CMU School of Drama


Thursday, November 25, 2021

How a Tube of Mascara Gave Costume Designer Mitchell Travers Inspiration for 'The Eyes of Tammy Faye'

Awardsdaily - The Oscars, the Films and everything in between.: Dressing Tammy Faye Bakker is a dream job, and it’s one that costume designer Mitchell Travers was excited to dive into for Michael Showalter’s The Eyes of Tammy Faye. The time period lends itself to near parody (shoulder pads, chunky jewelry, and pastels–oh my!), but Travers wanted to honor Tammy Faye as much as he could with her wardrobe. I posited that this particular time period was great for fashion, but Travers put it into clearer focus for me. “An incredible time for confidence and risk-taking,” he said.

3 comments:

Reesha A. said...

I have always wondered how costume designers transform the visions in their minds to tangible pieces of clothing. I have a feeling that all design elements go through the same process of visualization through execution, but somehow costumes is the one that I have never been able to wrap my head around. I am sure that part of it stems from my general lack of knowledge about costumes. But I feel like costume designers have something different in the way they approach their designs. Like, for example, I cannot imagine how they imagine a look of a character in the first place. Is it something that they understand because of the story or is there some relation between the story and their own views of the character that influence this first vision. With that first vision, how they make it a reality and put it down in tangible objects is another mystery to me.

Phoebe Huggett said...

One small line that stuck out to me here was the way the costume designer talked about fun playing the characters off of eachother.
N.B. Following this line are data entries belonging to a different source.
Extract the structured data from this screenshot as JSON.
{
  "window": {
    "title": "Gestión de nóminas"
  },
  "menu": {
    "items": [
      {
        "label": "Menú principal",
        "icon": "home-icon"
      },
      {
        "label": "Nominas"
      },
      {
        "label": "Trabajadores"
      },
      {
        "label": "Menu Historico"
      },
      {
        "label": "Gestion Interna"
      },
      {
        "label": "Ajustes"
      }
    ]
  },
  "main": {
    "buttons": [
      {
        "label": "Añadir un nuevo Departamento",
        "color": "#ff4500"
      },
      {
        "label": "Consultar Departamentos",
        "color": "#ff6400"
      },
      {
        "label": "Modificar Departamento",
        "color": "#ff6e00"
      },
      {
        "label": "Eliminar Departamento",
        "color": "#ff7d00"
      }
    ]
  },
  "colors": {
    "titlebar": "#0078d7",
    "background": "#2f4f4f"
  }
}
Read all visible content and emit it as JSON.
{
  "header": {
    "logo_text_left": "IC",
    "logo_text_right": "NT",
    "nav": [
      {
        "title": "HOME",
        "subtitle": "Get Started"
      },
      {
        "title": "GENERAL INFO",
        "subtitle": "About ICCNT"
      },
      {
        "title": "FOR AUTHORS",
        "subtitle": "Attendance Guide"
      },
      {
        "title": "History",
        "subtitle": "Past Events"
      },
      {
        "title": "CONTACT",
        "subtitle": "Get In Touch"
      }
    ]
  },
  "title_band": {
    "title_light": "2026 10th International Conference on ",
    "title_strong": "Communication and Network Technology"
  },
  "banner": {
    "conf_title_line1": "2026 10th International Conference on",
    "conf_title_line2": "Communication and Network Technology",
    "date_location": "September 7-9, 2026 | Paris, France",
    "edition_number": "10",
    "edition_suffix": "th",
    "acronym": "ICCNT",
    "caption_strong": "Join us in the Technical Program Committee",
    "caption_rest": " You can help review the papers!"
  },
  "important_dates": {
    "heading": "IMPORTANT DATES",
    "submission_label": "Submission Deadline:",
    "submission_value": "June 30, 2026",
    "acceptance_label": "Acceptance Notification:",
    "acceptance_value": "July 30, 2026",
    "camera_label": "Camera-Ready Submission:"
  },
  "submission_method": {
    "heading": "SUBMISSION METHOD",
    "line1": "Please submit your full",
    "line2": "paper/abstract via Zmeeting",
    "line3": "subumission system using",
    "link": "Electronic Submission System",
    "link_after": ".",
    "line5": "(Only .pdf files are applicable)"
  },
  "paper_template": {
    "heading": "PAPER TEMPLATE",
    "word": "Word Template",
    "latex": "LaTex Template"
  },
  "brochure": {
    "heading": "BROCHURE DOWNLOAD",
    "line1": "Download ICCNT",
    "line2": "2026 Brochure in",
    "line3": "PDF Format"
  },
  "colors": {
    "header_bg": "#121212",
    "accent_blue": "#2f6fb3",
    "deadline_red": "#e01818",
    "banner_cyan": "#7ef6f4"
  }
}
Firstly, that idea of having fun while designing and figuring out those problems and those interactions between characters. Experimentation is part of that, when I’m doing this just going out on weird limbs and seeing which ones are productive yields the results that I’m often happiest with. Another thing in those lines that I want to ay more attention to in my designs is this idea of interaction, a lot of my outside of theatre work is personally based, and that’s fine, but it does mean that I’m usually dealing with internal feelings rather than the interactions of characters, those are two very differing skill sets and tasks to accomplish setting out. The world I create in theatre is not solely my own, both in terms of who is working on it and because it belongs to the characters just as much rather than my experiences and how I want to talk about the themes I see in the show.

Magnolia Luu said...

I do wish the author had taken the time at the beginning of the article to give us a brief overview of who Tammy Faye was. I at least, wasn't familiar with her, her work, stances, or life. For the first 6 paragraphs I assumed she was probably part of the LGBTQ+ community and was in the public eye for being both Christian and LGBT. That is not who she is. I had to stop reading and look her up to understand where this was going. That being said, t was really good to see a little bit more into the thought process and work that goes into creating a wardrobe for a non-fictional character. By trying to represent someone who lived, who has living relatives, you have a responsibility to not only do their style justice but their thought process behind it when you have to create looks that cohesively go with what they were seen wearing in the press. It has to be time period, personality, and socio-economic status specific to that person. Getting in their head and recreating them is an intensely difficult and time consuming feat.